AAAI to hold Texas Holdem competition for computers

April 30th, 2006

AAAI is sponsoring a heads up, limit Texas Holdem competition (for computers, of course) to be held at the 21st National Conference on Artificial Intelligence in Boston 16-20 July 2006. Participants are not required to attend or register for the conference. The grand prize? “The joy of victory and the envy of the community.” See the AAAI Computer Poker Competition website for rules, a discussion forum, documentation, Java code for the game server, and Java source code for two example bots.

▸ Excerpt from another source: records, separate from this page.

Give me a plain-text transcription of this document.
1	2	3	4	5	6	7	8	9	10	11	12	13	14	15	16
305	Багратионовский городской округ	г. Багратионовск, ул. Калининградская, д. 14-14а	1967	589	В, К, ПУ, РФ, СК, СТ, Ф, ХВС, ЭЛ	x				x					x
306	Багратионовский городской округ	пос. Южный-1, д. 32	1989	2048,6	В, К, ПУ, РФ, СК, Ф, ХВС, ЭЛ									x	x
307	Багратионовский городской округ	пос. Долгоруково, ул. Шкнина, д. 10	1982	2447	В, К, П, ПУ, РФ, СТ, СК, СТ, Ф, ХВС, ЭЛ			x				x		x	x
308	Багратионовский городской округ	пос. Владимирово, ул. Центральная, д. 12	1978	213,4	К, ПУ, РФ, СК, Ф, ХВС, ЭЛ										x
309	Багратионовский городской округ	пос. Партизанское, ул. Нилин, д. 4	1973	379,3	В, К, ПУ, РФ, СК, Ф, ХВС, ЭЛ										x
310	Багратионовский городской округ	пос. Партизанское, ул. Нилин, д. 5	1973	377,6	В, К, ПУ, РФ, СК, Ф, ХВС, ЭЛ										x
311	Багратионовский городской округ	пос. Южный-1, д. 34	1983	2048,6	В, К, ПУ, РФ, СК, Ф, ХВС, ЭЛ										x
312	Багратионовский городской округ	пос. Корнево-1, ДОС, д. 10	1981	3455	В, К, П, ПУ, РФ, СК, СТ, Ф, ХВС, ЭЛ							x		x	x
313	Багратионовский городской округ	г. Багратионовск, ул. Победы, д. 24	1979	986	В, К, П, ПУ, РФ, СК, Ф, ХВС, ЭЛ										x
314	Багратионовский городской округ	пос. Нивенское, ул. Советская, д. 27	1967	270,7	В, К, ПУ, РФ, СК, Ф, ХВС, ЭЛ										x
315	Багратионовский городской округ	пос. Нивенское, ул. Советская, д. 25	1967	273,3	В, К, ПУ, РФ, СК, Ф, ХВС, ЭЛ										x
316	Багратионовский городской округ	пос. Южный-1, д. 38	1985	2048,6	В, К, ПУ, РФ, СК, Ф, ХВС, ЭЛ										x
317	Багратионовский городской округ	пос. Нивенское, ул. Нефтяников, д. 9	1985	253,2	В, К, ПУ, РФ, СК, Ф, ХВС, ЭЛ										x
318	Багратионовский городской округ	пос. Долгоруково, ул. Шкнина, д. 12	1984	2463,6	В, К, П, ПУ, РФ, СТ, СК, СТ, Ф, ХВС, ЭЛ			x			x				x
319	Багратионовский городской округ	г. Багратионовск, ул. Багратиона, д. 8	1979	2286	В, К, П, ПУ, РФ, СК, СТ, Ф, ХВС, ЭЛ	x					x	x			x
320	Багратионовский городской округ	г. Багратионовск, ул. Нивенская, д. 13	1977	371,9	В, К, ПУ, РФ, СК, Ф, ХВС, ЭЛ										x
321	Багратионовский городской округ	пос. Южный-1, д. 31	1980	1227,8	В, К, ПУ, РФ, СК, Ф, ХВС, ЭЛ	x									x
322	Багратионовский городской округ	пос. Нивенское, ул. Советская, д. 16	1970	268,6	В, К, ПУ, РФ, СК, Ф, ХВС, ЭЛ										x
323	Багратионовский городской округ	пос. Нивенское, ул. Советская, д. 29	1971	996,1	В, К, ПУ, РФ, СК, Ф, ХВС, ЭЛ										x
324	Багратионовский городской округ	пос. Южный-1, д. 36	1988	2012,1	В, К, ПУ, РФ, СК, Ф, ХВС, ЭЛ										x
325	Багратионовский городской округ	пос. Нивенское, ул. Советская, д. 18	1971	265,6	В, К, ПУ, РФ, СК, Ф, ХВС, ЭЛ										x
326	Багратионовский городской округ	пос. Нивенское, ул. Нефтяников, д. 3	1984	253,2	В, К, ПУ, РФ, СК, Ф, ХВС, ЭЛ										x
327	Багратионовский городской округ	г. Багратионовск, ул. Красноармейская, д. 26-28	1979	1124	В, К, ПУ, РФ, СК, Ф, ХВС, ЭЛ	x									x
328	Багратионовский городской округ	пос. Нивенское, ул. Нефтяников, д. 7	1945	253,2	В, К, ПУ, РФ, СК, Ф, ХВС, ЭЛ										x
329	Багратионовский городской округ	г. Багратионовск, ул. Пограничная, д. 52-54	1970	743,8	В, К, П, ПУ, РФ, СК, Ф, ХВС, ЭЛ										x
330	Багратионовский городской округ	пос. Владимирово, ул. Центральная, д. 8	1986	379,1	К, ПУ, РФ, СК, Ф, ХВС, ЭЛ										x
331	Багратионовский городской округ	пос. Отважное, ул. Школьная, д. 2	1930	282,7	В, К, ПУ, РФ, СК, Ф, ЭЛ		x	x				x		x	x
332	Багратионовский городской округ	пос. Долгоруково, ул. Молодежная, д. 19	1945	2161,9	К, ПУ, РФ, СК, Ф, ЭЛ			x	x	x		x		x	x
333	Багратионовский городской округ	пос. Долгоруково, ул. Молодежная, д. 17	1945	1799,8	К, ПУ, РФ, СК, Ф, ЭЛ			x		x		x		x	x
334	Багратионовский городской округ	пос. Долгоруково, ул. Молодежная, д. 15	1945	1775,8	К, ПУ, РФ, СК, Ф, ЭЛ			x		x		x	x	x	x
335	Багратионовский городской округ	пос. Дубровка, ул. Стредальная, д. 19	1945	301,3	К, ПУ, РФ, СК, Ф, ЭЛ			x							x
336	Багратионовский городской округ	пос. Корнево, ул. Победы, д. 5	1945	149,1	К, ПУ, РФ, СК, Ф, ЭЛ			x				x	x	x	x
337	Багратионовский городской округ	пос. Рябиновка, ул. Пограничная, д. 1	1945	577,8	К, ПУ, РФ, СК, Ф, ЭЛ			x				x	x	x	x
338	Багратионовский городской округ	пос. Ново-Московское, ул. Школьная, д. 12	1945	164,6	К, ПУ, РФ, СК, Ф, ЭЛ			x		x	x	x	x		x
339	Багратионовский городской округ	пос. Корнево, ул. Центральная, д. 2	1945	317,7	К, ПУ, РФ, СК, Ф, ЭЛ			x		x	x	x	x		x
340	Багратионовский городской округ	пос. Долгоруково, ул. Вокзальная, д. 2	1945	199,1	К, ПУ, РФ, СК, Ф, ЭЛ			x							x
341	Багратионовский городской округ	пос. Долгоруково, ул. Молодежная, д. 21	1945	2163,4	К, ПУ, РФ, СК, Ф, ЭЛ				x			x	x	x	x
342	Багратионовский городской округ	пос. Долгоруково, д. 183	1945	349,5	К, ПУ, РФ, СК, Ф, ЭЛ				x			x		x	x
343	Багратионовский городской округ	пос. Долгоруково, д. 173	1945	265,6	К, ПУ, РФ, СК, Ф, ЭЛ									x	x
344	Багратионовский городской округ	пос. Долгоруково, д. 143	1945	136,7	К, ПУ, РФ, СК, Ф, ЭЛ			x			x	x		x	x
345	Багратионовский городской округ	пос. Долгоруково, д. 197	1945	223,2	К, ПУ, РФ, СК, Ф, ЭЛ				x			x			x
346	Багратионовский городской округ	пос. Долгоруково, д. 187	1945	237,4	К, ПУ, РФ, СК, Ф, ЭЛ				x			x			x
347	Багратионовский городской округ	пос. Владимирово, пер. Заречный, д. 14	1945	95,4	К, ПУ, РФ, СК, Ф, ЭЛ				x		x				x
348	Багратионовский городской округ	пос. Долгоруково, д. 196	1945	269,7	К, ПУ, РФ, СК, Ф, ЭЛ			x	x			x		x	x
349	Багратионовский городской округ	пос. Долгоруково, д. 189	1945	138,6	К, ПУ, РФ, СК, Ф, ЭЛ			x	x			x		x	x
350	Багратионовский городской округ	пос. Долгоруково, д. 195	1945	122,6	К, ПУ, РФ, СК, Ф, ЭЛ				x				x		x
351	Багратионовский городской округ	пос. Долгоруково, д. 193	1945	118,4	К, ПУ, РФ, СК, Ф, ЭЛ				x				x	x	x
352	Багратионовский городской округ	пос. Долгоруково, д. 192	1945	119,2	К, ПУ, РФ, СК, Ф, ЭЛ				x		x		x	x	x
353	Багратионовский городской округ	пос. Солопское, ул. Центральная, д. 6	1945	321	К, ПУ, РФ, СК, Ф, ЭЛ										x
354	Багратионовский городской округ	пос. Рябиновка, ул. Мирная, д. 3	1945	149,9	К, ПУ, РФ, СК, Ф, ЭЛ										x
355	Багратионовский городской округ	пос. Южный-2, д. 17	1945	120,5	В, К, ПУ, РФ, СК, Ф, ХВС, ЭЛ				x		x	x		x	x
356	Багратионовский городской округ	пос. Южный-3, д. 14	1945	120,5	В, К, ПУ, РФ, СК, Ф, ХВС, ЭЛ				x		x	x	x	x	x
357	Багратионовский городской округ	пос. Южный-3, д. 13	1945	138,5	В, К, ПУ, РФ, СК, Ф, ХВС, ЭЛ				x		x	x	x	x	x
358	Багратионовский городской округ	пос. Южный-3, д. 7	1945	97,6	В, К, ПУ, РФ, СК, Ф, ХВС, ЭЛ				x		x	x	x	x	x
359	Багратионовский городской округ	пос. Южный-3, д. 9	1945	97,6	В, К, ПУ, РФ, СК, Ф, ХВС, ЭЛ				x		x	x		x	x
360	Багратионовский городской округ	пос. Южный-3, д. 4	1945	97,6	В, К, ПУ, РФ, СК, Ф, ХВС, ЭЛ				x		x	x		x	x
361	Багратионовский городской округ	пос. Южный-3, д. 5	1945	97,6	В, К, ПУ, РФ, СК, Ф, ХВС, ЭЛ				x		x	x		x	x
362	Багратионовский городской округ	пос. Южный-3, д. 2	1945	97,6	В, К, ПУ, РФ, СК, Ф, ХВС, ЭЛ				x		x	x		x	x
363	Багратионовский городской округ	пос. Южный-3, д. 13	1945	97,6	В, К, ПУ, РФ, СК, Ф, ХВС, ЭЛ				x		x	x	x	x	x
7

Splog bait: young girls need personal injury lawyer to pay for diplomas

April 29th, 2006

This splog bait has many terms, such as Royal Caribbean Cruise and Aruba Vacation Package, that make the splog bait post likely to be plagiarized by sploggers. Did you ever wonder what happens when a bus full of young girls get into an accident on their way to an online gambling site? They probably hoped to make millions of dollars playing poker, Texas holdem and blackjack. Now they need a personal injury lawyer to sue the bus company! (Yes, this is splog bait.) The poor girls will have to take brand-name, FDA approved medications for their injuries — drugs like ambien, tramadol, lexapro, pehentermine and viagra. Some might even require laser eye surgery. If that doesn’t help, maybe the young girls can recover from the painful illnesses and injuries by making a reservation for a vacation in Orlando, Bermuda, or as a Las Vegas hotel. If their injuries make them bedridden, they will have take classes toward a degree from a distance learning program. Splog bait. It might be for a GED or a high school diploma or a college degree. They will need degrees and have skills to find a good job since good jobs are hard to find in this economy. And the real estate market might go soft if the bank rates are not low for mortgage — maybe mortgage insurance will help. This splog bait has nothing to do with liability insurance, however.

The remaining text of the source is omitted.